Kurgu meşhurdur bilirsiniz.
Cebinizde beş kuruş yoktur. Lüks bir galeriye gider son model bir araba alırsınız. Altın renkli kalemle bir çek yazarsınız. Çek karşılıksız çıkar, patron peşinize düşer. Para olmadığı için bir temiz dayak yersiniz. Arabayı da elinizden alırlar.
Kemal Kılıçdaroğlu da tek başına Erdoğan’ı yenmeye gözü kesmeyince, önce altılı, ardından sekizli ve Özdağ ile dokuzlu olan Masa'ya oturdu. Biraz ülkücülük, biraz İslamcılık, biraz demokratlık, biraz Kürtçülük siparişi verdi. Hal böyle olunca ve hesap kabarınca, Kemal Bey, Masa'daki herkese 14 Mayıs vadeli birer çek yazdı. Her çek de vadesinde ödenmek üzere birer cumhurbaşkanlığı, bir ya da birkaç bakanlık, yerel yönetimlerde özerklik, FETÖ’ye af, Demirtaş’a özgürlük, Suriye ve Libya’dan çekilmek vesaire vardı.
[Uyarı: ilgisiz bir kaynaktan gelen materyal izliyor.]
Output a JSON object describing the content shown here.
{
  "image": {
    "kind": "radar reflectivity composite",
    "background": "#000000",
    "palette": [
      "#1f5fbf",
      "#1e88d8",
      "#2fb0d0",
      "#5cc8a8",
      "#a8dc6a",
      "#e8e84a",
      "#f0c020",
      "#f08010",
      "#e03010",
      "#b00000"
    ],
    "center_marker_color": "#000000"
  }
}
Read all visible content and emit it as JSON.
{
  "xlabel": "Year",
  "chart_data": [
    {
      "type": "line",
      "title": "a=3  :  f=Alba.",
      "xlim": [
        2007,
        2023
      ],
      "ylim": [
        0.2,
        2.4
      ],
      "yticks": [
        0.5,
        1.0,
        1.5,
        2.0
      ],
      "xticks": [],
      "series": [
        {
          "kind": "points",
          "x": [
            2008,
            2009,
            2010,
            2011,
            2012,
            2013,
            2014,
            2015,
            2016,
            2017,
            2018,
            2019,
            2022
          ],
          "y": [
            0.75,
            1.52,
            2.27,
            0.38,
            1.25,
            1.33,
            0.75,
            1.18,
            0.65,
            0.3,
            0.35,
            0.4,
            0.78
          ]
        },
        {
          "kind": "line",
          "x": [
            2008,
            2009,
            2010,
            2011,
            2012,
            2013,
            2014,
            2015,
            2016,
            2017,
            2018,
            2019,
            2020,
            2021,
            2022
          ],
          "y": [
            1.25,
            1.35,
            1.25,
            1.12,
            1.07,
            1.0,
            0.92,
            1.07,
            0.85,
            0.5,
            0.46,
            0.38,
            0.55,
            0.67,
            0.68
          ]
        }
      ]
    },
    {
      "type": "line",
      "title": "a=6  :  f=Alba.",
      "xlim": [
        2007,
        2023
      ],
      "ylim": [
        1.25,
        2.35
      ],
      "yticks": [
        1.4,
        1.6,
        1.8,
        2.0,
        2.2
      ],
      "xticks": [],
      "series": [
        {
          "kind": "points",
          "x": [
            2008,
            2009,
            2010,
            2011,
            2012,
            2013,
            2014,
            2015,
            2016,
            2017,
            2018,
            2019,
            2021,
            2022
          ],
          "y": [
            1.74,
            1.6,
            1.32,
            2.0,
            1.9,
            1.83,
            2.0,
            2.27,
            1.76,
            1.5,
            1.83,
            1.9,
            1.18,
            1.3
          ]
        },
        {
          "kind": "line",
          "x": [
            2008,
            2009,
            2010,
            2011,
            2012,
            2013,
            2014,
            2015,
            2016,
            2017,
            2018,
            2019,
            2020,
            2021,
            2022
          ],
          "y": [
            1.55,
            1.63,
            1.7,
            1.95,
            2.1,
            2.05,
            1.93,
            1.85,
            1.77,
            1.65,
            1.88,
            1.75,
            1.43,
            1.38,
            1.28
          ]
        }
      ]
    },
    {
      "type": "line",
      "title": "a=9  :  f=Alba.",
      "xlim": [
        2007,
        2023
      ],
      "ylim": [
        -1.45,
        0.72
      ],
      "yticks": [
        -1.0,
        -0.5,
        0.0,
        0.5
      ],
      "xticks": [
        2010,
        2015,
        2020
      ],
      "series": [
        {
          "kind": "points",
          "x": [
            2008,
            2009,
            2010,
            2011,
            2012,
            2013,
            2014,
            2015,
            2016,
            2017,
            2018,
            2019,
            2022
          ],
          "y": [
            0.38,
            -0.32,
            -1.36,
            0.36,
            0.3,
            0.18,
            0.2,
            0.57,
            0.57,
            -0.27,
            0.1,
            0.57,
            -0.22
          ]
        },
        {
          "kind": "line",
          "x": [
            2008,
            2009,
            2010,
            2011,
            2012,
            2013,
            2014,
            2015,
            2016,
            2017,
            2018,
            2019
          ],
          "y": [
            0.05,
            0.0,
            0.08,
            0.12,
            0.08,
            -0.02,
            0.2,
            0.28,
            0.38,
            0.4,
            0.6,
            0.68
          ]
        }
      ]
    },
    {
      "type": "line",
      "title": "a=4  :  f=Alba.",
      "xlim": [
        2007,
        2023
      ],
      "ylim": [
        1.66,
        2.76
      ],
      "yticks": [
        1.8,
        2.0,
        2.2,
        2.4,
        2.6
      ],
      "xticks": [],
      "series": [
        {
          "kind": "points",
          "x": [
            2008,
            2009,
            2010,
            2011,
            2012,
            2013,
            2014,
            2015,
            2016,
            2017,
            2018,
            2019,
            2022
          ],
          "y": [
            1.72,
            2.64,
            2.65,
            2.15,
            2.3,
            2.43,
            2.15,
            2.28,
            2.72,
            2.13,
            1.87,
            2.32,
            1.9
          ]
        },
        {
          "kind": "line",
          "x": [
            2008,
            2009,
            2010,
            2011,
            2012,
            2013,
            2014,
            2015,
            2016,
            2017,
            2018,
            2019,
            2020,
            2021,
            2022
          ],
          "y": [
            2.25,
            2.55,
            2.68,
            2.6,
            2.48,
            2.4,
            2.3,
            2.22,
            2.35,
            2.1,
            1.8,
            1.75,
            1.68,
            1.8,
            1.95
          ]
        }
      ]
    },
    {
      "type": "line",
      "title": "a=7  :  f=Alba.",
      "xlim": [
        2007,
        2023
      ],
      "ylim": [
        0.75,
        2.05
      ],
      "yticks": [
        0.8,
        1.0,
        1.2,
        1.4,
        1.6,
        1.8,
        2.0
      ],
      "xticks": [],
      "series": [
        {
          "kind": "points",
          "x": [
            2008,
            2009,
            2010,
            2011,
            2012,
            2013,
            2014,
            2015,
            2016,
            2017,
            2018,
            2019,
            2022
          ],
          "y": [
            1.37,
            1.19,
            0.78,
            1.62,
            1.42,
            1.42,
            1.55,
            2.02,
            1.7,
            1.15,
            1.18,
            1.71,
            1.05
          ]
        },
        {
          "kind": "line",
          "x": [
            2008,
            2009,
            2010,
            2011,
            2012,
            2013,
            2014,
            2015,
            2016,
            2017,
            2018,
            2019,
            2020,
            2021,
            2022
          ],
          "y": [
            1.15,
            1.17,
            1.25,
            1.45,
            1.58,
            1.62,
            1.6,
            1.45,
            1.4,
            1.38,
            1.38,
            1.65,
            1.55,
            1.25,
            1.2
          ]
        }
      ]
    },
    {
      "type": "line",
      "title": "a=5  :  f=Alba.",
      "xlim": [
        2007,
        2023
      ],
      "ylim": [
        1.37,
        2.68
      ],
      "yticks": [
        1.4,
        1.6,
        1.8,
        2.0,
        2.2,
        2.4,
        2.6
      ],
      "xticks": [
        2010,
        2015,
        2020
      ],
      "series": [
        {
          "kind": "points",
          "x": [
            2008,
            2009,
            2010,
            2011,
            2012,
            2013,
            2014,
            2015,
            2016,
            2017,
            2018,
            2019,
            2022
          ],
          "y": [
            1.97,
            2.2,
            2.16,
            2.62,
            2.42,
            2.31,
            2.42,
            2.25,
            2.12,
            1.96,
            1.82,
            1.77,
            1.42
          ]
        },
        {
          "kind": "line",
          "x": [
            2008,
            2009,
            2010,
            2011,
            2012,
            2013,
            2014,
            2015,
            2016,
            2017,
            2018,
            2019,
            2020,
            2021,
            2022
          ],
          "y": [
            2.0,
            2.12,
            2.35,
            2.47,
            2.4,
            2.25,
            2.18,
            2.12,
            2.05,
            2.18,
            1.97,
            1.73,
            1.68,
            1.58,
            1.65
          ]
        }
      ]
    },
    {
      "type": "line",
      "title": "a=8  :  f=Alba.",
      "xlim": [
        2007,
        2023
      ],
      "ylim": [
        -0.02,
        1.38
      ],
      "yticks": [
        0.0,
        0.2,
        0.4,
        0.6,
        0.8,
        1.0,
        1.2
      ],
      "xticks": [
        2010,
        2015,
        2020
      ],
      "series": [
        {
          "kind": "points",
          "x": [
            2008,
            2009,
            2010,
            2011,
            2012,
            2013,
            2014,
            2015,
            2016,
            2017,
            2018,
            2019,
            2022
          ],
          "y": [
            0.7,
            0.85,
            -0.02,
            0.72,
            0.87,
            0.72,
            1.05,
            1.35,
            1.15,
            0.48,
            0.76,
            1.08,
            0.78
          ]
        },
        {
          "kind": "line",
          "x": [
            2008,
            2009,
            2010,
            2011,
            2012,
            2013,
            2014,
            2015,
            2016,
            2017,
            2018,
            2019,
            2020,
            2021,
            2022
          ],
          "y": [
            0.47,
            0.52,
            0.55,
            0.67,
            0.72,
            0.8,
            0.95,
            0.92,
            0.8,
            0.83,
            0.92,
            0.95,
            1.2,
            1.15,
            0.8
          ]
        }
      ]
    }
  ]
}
Kılıçdaroğlu, Masa'ya oturanlara yazdığı çekleri vadesinde yani 14 Mayıs’ta ödeyemedi.
Başka bir anlamda Kılıçdaroğlu’nun yazdığı çekler karşılıksız çıktı.
Kılıçdaroğlu çeklerden kiminin üzerine yüzde 55, kimine 58, kimine 60 yazmıştı. Hatta hızını alamamış bir tanesine 70’i bile kondurmuştu. (Bir röportajda, “Yüzde 70 bile alırım neden olmasın” demişti.)